The inner bark of the iron wood is treated in a similar manner. The two component parts of the dye are kept separately and are used as follows:—
Treatment. The pahoa cloth is soaked in the vavai hiri and left until it turns reddish in colour. It is then dried. When thoroughly dry it is soaked in the iron wood liquid which turns the cloth dark. It is again dried.
It is now cooked in an earth oven. The oven is first lined with the bark of the banana stem, pihoro, and above that is spread a layer of candle-nut leaves. The cloth is placed above and covered over. When judged to be cooked, the expert opens sufficient of the covering to procure a piece of cloth, which is tasted. From the taste it can readily be known whether the garment is sufficiently cooked. When cooked, maoa, the cloth is removed and dried in the sun till it is hard, maro.
When dry and hard the cloth is pressed down in the mud of a taro swamp. This intensifies the black colour. It is kept in the mud just sufficiently long for the cloth to page 83acquire the right hue of black. It is then taken out, washed and dried. The pahoa has been subjected to treatment with mud, repo, and hence the somewhat long name of pahoa verevere ki te repo.
The pahoa is stuck in the mud of a taro swamp for one day. It is then washed and dried.
The sap, toto, of the tamanu tree is collected in a cocoanut shell and mixed with cocoanut oil in a wooden bowl. After duly soaking the cloth in it, it is dried in the sun, parena ki te ra. When dried the cloth still feels sticky, piri, To stick. This type of cloth is usually referred to as varnished. It is less affected by the wet, owing to having been oiled.
The term pareu refers to a distinct type of cloth and is not derived from its being used as a kilt or pareu. In fact, it is used as a bed-cover and not as a kilt.
Treatment. The pahoa is soaked in the candle-nut mixture, vavai hiri, and dried, when it assumes a reddish-brown colour. On this background, black lines are drawn, with the black mud of a taro swamp as a pigment, and the pandanus kati hara as a brush. The lines are drawn freehand. According to my informants, they are straight and not curved.
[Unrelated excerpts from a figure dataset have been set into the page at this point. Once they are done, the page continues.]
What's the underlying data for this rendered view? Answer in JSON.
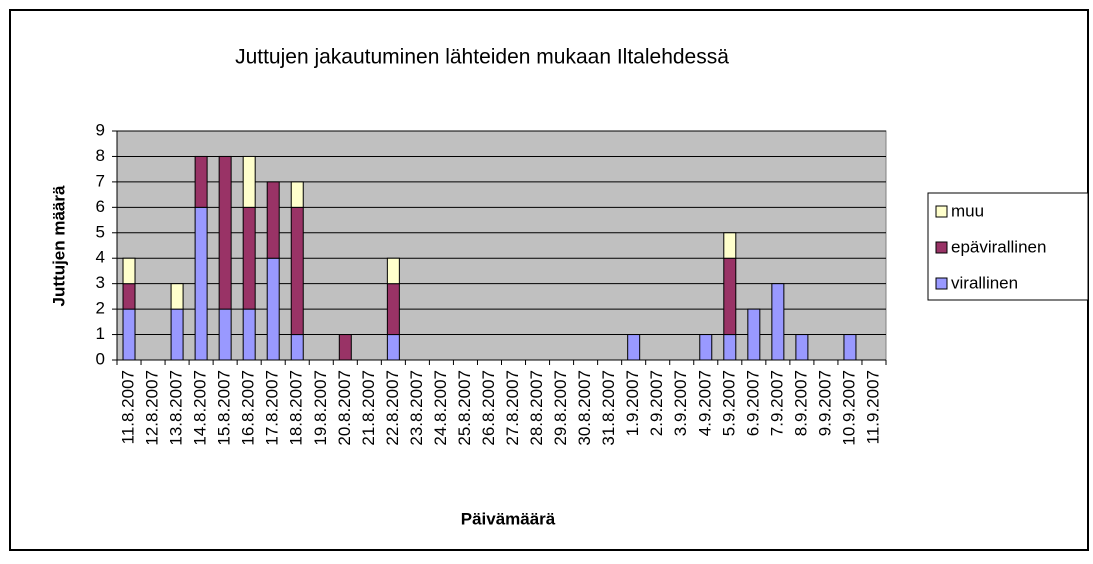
{
  "chart_data": {
    "type": "stacked_bar",
    "title": "Juttujen jakautuminen lähteiden mukaan Iltalehdessä",
    "x_label": "Päivämäärä",
    "y_label": "Juttujen määrä",
    "categories": [
      "11.8.2007",
      "12.8.2007",
      "13.8.2007",
      "14.8.2007",
      "15.8.2007",
      "16.8.2007",
      "17.8.2007",
      "18.8.2007",
      "19.8.2007",
      "20.8.2007",
      "21.8.2007",
      "22.8.2007",
      "23.8.2007",
      "24.8.2007",
      "25.8.2007",
      "26.8.2007",
      "27.8.2007",
      "28.8.2007",
      "29.8.2007",
      "30.8.2007",
      "31.8.2007",
      "1.9.2007",
      "2.9.2007",
      "3.9.2007",
      "4.9.2007",
      "5.9.2007",
      "6.9.2007",
      "7.9.2007",
      "8.9.2007",
      "9.9.2007",
      "10.9.2007",
      "11.9.2007"
    ],
    "series": [
      {
        "name": "virallinen",
        "color": "#9999ff",
        "values": [
          2,
          0,
          2,
          6,
          2,
          2,
          4,
          1,
          0,
          0,
          0,
          1,
          0,
          0,
          0,
          0,
          0,
          0,
          0,
          0,
          0,
          1,
          0,
          0,
          1,
          1,
          2,
          3,
          1,
          0,
          1,
          0
        ]
      },
      {
        "name": "epävirallinen",
        "color": "#993366",
        "values": [
          1,
          0,
          0,
          2,
          6,
          4,
          3,
          5,
          0,
          1,
          0,
          2,
          0,
          0,
          0,
          0,
          0,
          0,
          0,
          0,
          0,
          0,
          0,
          0,
          0,
          3,
          0,
          0,
          0,
          0,
          0,
          0
        ]
      },
      {
        "name": "muu",
        "color": "#ffffcc",
        "values": [
          1,
          0,
          1,
          0,
          0,
          2,
          0,
          1,
          0,
          0,
          0,
          1,
          0,
          0,
          0,
          0,
          0,
          0,
          0,
          0,
          0,
          0,
          0,
          0,
          0,
          1,
          0,
          0,
          0,
          0,
          0,
          0
        ]
      }
    ],
    "ylim": [
      0,
      9
    ],
    "yticks": [
      0,
      1,
      2,
      3,
      4,
      5,
      6,
      7,
      8,
      9
    ],
    "grid": true,
    "plot_background": "#c0c0c0",
    "legend": "right"
  }
}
According to my Arutanga authority, inaina was the name of cloth prepared from the bark of the breadfruit. A Tautu authority stated that it was also a variety in which the pahoa was coated with cocoanut oil, hinu hakari. This gave the cloth a shiny appearance, karaparapa. As the latter authority also described the piri type in which cocoanut oil was used, there was no confusion between the two varieties.